Vorkaufsrecht durch die Stadt als letztes Mittel

Das Ganze kostet aber viel Geld. München hat 23 Erhaltungssatzungen, Köln nur zwei. Trotzdem: 2019 hat München 145 Millionen Euro für Grundstücke und Wohnungen ausgeben. Das Haushaltsdefizit Kölns beträgt 2019 insgesamt 137,1 Millionen Euro. Michaeli sagt: „Die ultimative Drohung ist das Vorkaufsrecht durch die Stadt, das ist aber am Ende auch eine Frage, ob die Stadt sich das angesichts der Immobilienpreise tatsächlich leisten kann.“

Aber nicht nur das Geld ist ein Problem, das zeigt die Umwandlung von Miet- zu Eigentumswohnungen. Auch diese Veränderung muss die Stadt genehmigen, so sollen Mietwohnungen erhalten werden. Das Problem: Diese Option basiert auf einem Landesgesetz, es läuft am 27. März aus. Ob die schwarz-gelbe Landesregierung es verlängert, ist ungewiss – und ohne diesen Passus die Satzung massiv geschwächt.

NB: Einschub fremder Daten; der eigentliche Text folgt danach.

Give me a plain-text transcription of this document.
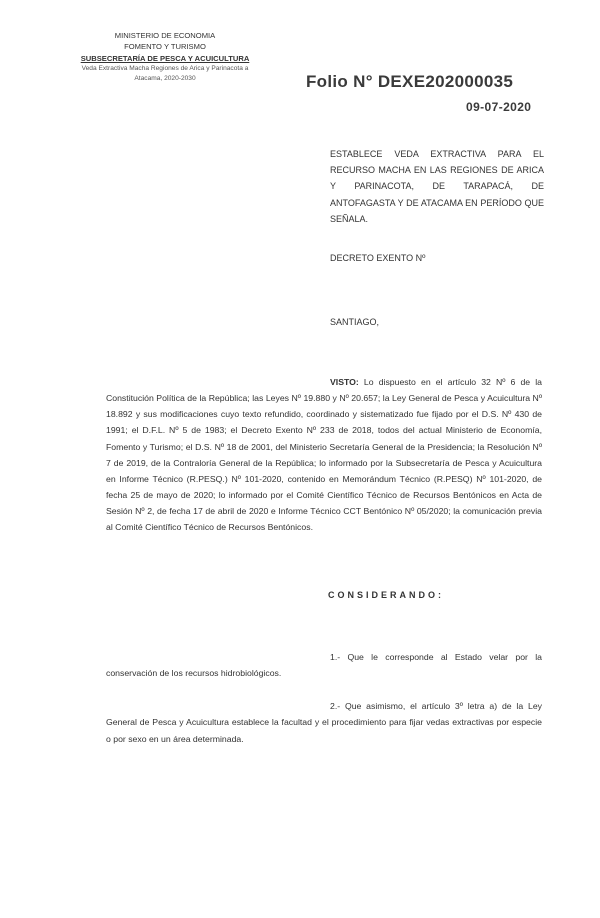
MINISTERIO DE ECONOMIA
FOMENTO Y TURISMO
SUBSECRETARÍA DE PESCA Y ACUICULTURA
Veda Extractiva Macha Regiones de Arica y Parinacota a
Atacama, 2020-2030	Folio N° DEXE202000035
09-07-2020
ESTABLECE VEDA EXTRACTIVA PARA EL RECURSO MACHA EN LAS REGIONES DE ARICA Y PARINACOTA, DE TARAPACÁ, DE ANTOFAGASTA Y DE ATACAMA EN PERÍODO QUE SEÑALA.
DECRETO EXENTO Nº
SANTIAGO,
VISTO: Lo dispuesto en el artículo 32 Nº 6 de la Constitución Política de la República; las Leyes Nº 19.880 y Nº 20.657; la Ley General de Pesca y Acuicultura Nº 18.892 y sus modificaciones cuyo texto refundido, coordinado y sistematizado fue fijado por el D.S. Nº 430 de 1991; el D.F.L. Nº 5 de 1983; el Decreto Exento Nº 233 de 2018, todos del actual Ministerio de Economía, Fomento y Turismo; el D.S. Nº 18 de 2001, del Ministerio Secretaría General de la Presidencia; la Resolución Nº 7 de 2019, de la Contraloría General de la República; lo informado por la Subsecretaría de Pesca y Acuicultura en Informe Técnico (R.PESQ.) Nº 101-2020, contenido en Memorándum Técnico (R.PESQ) Nº 101-2020, de fecha 25 de mayo de 2020; lo informado por el Comité Científico Técnico de Recursos Bentónicos en Acta de Sesión Nº 2, de fecha 17 de abril de 2020 e Informe Técnico CCT Bentónico Nº 05/2020; la comunicación previa al Comité Científico Técnico de Recursos Bentónicos.
CONSIDERANDO:
1.- Que le corresponde al Estado velar por la conservación de los recursos hidrobiológicos.
2.- Que asimismo, el artículo 3º letra a) de la Ley General de Pesca y Acuicultura establece la facultad y el procedimiento para fijar vedas extractivas por especie o por sexo en un área determinada.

Michaeli und Vogelpohl betonen, wie wichtig es ist, die Satzungen früh einzuführen, am besten wäre es in den 1990er-Jahren passiert. Kommt die Satzung im Severinsviertel nicht zu spät, ist das Milieu nicht längst zerstört? Michaeli sagt: „Allerdings stellt sich die Frage, ob eine Stadt auf diese Satzungen verzichten sollte, wenn der Zeitpunkt zu spät ist. Meiner Meinung nach sollte sie es trotzdem machen, aber keine Wunderdinge erwarten. Sie schützt nicht den einzelnen Mieter, es wird weiter Enttäuschte geben.“ Mieter wie Marina Schmitz. Sie sagt: „Im Severinsviertel werde ich wohl nichts neues bekommen. Das habe ich mir abgeschminkt.“

Hintergrund - Das sind die Die Wohnbau-Werkzeuge

2014 wurde das Kooperative Baulandmodell eingeführt. Es soll Bauherren dazu zwingen, auch öffentlich geförderte und damit Wohnungen mit relativ geringer Miete zu bauen. Das gilt ab 20 Wohnungen und wenn es ein neues Planrecht braucht. Doch bis Oktober 2019 wurde keine öffentliche Wohnung mehr gebaut, obwohl 2017 eine neuere Version eingeführt wurde, sie sollte weniger Schlupflöcher für Investoren bieten. Sie haben häufig wenig Interesse an Wohnungen mit geringeren Mieten. Doch laut Stadt greift die Version besser und kommt in 38 Bauprojekten mit 3968 geförderten Wohnungen zum Tragen.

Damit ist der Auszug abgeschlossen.